Like the famous Boston dowagers, the publisher Houghton Mifflin possesses some priceless antiques. And Houghton, inevitably – and not always charitably – described as ”venerable,” knows when to polish them off, and make a few dollars in the process.

”The monkey pays the bills” used to be the watchword at Houghton’s Park Street headquarters, referring to H. A. and Margret Rey’s Curious George books, which have poured untold millions into the publisher’s coffers. This year, it is going to be different. Houghton’s trade division is spewing forth its usual line of quality fare: a memoir by John Edgar Wideman, a novel by Philip Roth. But Bilbo Baggins will be paying the bills.
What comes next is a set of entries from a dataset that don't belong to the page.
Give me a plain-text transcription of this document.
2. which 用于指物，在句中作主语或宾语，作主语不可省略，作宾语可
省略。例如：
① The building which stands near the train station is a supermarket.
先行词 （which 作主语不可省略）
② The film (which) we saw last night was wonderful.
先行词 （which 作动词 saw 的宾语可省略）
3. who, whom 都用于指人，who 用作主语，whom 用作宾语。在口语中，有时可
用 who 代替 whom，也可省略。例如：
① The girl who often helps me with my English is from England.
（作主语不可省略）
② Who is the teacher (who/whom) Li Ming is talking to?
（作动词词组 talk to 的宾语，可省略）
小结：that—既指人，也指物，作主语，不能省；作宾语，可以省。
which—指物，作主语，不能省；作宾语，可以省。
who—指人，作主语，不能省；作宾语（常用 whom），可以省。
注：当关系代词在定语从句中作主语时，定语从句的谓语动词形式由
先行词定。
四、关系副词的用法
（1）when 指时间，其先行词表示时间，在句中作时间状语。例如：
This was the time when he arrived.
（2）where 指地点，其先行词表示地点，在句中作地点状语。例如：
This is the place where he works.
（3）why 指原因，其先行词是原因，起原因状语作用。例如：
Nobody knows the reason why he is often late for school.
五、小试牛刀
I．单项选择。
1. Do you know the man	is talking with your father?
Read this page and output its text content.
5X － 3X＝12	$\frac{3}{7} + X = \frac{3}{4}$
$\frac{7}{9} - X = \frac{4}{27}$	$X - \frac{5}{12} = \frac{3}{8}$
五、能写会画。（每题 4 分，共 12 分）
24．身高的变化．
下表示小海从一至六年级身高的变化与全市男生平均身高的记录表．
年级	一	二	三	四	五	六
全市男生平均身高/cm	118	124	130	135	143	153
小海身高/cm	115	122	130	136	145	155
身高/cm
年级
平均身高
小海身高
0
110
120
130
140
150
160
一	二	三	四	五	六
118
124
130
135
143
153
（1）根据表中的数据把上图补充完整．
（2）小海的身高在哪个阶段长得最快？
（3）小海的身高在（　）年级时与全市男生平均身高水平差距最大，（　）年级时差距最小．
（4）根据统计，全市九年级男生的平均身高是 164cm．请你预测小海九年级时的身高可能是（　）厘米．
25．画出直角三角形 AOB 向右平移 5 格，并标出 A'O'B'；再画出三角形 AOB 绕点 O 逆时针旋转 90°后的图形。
Three years ago, Houghton had the idea of introducing J. R. R. Tolkien’s fabulous ”Lord of the Rings” epic to the children of the ’60s generation, who embraced the paperback trilogy almost as enthusiastically as they embraced sex, drugs, etc. (Factoid: Tolkien considered LOTR a single novel, not a trilogy. It was broken into three volumes for sales purposes.) There was talk of a ”Rings” movie, but no one knew whether it would get made, and, if it got made, whether it would be any good. ”We wanted to make sure people would get the real story by reading the books,” says Clay Harper, Houghton’s Tolkien czar.

After Houghton started gearing up, word arrived that the long-delayed LOTR movie project had finally gotten off the ground. Filmmaker Peter Jackson spent 14 months in New Zealand in 1999 and 2000 with stars Ian McKellen, Cate Blanchett, and Liv Tyler, and is now preparing the first of three movies, ”The Fellowship of the Ring,” for December release. Early clips have caused a huge sensation on the Internet, and the early word of mouth, based on a 20-minute sequence, is quite positive. Yes, one could probably string together 20 good minutes of ”Pearl Harbor,” and yes, a movie about a young British boy named Potter will offer stiff competition, but the early divinations bode well for Houghton.

(Factoid: Tolkien sold the movie rights to his work in 1971 and laid down strict guidelines for their use. None of his characters could be used in scenes that were not in his books, and he enjoined Hollywood from dreaming up prequels or sequels to the epic. Potentially, this makes the as-yet-unfilmed ”The Hobbit” a very valuable property.)

Backed by a $300,000 promotion campaign, Houghton’s Tolkien sales are gaining momentum – and the real action is still to come. New Line Cinema plans to release one LOTR movie each of three coming Christmas seasons, and every order of Frodo’s Fries at Burger King (just kidding; but Burger King does own the movie tie-in promotion) will be, in effect, a mini-ad for Tolkien-ana.

”We don’t want to look like slathering opportunists who see there is a movie coming,” Harper says. Then again, fortune favors the prepared publisher. Houghton has just published a biography of Tolkien and a one-volume version of the epic with movie art. Still to come in 2001: separate movie tie-in volumes of each novel in the ”trilogy”; a reissuing of Tolkien’s ”Unfinished Tales”; a young adult version of ”The Hobbitt”; ”The Lord of the Rings: The Fellowship of the Ring Visual Companion,” and ”The Lord of the Rings Official Movie Guide.”